At St. Agatha's Catholic school, Tim Sullivan and Francis Doyle aren't your typical Catholic
altar boys. They are misguided youths living in a world of their own creation, where good and
evil are clearly defined just like the characters in their comic book: The Atomic Trinity. In
the comic, they are represented by superheroes, who do battle with an evil, motorcycle driving
Nunzilla and her army of minions. Of course, the comic is based on the boys' relationship with
Sister Assumpta, the most easily recognizable authority figure in their lives.
Portrayed by Jodie Foster, Sister Assumpta is not really evil. It's just that her good intentions
interfere with the boys' attempts to have fun. They poke fun of her during prayer, draw unflattering
pictures of her, and mock her every word. Yet she is not the only target of such amusement. Father
Casey, the school's resident priest and soccer coach, also receives a handful.
When not depicted in the comic, the boys' real lives consist of numerous
misadventures: They take down a telephone pole as an experiment in triangulation, they
skim alcohol from their parents, experiment with cigarettes and drugs, purchase comics,
uncover secrets, toss around sexual innuendos, steal a religious statue, and attempt the
theft of a cougar from a public zoo.
Most of the story is told from the perspective of Francis. And it is through Francis that we see the
experiences having the most effect. For it is he who falls in love with the beautiful Margie
Flynn. It is he who plays the role of the skeptic. It is he who must deal with a dark secret. And
it is he who learns self-reliance and must overcome a significant loss.

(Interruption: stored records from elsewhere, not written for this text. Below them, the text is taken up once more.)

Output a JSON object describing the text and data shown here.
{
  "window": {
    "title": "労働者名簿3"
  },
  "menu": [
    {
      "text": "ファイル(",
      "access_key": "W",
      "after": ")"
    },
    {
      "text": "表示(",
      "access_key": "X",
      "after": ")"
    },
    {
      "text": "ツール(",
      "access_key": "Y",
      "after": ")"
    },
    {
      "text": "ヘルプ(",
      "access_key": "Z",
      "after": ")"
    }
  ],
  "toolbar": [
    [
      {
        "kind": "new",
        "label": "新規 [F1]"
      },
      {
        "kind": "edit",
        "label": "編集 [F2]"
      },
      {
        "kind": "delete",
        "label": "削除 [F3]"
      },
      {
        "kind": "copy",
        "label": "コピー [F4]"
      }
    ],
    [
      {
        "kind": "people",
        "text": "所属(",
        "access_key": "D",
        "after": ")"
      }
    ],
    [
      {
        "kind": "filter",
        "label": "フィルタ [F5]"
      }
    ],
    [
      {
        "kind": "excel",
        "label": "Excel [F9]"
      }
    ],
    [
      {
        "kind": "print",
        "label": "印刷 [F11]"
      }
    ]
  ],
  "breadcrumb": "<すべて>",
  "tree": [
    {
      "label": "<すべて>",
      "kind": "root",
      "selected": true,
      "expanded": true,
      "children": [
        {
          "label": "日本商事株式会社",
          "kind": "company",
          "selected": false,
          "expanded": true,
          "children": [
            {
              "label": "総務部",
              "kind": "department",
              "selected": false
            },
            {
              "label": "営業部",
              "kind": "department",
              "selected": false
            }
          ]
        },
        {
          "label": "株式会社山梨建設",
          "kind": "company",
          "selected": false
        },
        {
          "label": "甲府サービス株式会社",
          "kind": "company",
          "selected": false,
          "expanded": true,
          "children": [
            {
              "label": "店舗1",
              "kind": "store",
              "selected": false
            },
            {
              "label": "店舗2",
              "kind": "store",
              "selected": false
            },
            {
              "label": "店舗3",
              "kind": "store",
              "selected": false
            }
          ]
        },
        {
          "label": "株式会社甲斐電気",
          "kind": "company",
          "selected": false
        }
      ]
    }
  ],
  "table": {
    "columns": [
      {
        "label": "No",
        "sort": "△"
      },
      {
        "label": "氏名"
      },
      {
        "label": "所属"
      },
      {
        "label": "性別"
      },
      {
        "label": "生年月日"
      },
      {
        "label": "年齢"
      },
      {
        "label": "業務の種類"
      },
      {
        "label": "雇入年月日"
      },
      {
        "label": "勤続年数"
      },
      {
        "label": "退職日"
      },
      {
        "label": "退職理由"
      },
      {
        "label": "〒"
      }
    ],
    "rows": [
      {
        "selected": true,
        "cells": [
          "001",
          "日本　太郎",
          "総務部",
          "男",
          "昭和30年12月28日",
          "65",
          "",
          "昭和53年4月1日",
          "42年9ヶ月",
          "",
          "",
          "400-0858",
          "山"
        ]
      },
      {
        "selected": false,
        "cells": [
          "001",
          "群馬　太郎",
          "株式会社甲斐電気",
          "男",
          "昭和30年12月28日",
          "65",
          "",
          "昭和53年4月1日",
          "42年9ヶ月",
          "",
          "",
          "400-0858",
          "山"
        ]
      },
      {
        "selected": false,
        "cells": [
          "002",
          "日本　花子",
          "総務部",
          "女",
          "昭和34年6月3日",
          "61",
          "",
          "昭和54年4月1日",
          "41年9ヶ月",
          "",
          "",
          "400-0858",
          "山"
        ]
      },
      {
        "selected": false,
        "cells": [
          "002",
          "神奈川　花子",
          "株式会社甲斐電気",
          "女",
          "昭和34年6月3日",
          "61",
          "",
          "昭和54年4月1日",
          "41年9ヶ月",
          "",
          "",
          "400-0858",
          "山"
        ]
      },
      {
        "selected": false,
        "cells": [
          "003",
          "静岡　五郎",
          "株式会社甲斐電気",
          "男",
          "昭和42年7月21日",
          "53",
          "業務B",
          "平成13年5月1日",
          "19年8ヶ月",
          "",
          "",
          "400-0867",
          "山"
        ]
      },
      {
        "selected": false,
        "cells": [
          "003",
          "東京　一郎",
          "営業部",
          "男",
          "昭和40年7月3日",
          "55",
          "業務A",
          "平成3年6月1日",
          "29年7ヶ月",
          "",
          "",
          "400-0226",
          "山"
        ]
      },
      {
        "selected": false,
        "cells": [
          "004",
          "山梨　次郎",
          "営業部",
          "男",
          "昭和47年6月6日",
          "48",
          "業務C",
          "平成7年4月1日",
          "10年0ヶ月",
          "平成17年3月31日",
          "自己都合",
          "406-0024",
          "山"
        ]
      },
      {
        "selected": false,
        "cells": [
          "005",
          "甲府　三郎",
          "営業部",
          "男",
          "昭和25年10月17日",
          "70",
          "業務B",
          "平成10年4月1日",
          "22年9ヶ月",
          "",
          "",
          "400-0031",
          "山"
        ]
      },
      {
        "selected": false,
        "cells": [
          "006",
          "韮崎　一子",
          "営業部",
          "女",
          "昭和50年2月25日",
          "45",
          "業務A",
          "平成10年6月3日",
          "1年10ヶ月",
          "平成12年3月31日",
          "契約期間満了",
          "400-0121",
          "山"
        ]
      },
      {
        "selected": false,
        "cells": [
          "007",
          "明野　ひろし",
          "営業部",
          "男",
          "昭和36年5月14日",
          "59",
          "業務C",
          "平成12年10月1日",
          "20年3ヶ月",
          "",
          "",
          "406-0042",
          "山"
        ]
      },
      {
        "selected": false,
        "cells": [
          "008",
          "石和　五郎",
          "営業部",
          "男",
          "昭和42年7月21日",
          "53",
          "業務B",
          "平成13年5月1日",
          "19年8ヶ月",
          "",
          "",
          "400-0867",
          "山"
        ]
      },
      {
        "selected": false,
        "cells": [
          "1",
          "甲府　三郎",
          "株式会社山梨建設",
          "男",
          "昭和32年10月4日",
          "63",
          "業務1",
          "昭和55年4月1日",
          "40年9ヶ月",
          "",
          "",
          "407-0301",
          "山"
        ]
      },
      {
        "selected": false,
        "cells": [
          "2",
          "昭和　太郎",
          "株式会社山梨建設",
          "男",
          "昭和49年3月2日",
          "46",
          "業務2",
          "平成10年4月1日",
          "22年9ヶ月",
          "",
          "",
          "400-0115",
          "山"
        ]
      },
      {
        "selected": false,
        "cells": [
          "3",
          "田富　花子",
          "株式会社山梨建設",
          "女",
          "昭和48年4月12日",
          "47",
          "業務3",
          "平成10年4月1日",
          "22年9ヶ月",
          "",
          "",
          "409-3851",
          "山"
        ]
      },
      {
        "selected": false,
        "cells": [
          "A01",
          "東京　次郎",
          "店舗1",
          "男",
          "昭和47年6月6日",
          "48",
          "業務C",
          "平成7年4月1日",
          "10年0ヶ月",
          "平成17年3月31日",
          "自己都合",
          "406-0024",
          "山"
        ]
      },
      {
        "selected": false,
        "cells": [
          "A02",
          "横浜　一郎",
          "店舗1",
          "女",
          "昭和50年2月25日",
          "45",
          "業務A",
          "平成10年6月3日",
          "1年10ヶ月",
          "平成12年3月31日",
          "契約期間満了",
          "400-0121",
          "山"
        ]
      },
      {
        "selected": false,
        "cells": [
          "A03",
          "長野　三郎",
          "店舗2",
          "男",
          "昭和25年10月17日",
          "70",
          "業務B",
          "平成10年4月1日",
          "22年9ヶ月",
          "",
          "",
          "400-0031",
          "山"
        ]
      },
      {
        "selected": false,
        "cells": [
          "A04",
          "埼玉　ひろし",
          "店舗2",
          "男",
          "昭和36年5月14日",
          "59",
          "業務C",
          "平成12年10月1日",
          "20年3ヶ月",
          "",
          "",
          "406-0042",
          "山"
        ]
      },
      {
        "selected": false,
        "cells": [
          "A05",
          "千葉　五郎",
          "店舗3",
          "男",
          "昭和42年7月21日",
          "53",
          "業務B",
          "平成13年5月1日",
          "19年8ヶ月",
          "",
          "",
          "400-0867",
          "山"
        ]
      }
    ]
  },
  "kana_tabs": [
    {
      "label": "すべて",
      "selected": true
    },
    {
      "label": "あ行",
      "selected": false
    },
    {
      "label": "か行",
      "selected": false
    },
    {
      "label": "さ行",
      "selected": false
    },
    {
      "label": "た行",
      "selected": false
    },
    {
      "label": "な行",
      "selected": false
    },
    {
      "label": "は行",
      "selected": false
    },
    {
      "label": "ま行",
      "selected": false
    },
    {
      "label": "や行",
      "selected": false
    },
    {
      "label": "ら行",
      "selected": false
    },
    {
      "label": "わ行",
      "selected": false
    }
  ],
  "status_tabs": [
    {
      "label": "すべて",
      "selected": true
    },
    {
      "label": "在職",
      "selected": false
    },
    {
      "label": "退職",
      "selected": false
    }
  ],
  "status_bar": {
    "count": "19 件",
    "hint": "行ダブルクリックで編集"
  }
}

Without him, the picture would just be a collage of practical jokes and pranks. But Emile
Hirsch shines in the role. Through his eyes we can share in his excitement, his doubt, his
bewilderment, and his sadness. Through his eyes, we can see a little bit of ourselves
The film also makes use of animation, perhaps the most energetic and exciting part of the film. Todd
McFarlane, well-known artist in the comic world for penciling Spiderman and creating Spawn, lends his
remarkable talent here. Illustrations seamlessly intermingle with live action to give the film sizzling
transitions from reality to fantasy. Take for instance the scene in which Sister Assumpta peddles her bicycle
past the boys on a neighborhood street. That scene slams right into Nunzilla on a motorcycle attacking the
There are many humorous moments in the film; however, there are also many serious adult overtones that cast a
shadow on the picture's intent to capture the troublesome times of youths transitioning to adulthood. The secret
behind Margie Flynn is overwhelming and too much for the film to bear. And the theft of the cougar from a city zoo
seems far-fetched, let alone improbable for the boys to encumber.
That withstanding, the film has freshness in its simplicity. The boys are not evil in nature; rather,
they are young teenage boys rebelling against the nearest authority. That authority just so happens to
be the Catholic church, Sister Assumpta, and Father Casey. They mockingly put drugs in Father Casey's
wine during mass, they ignore their responsibilities as altar boys during communion, they lift the
center statue of Saint Agatha, and they draw suggestive and imaginative pictures of Sister Assumpta and
her prosthetic leg.
If that's not living life dangerously, I don't know what is. But eventually, the day will come when
adolescence comes to an end and life will be forever changed.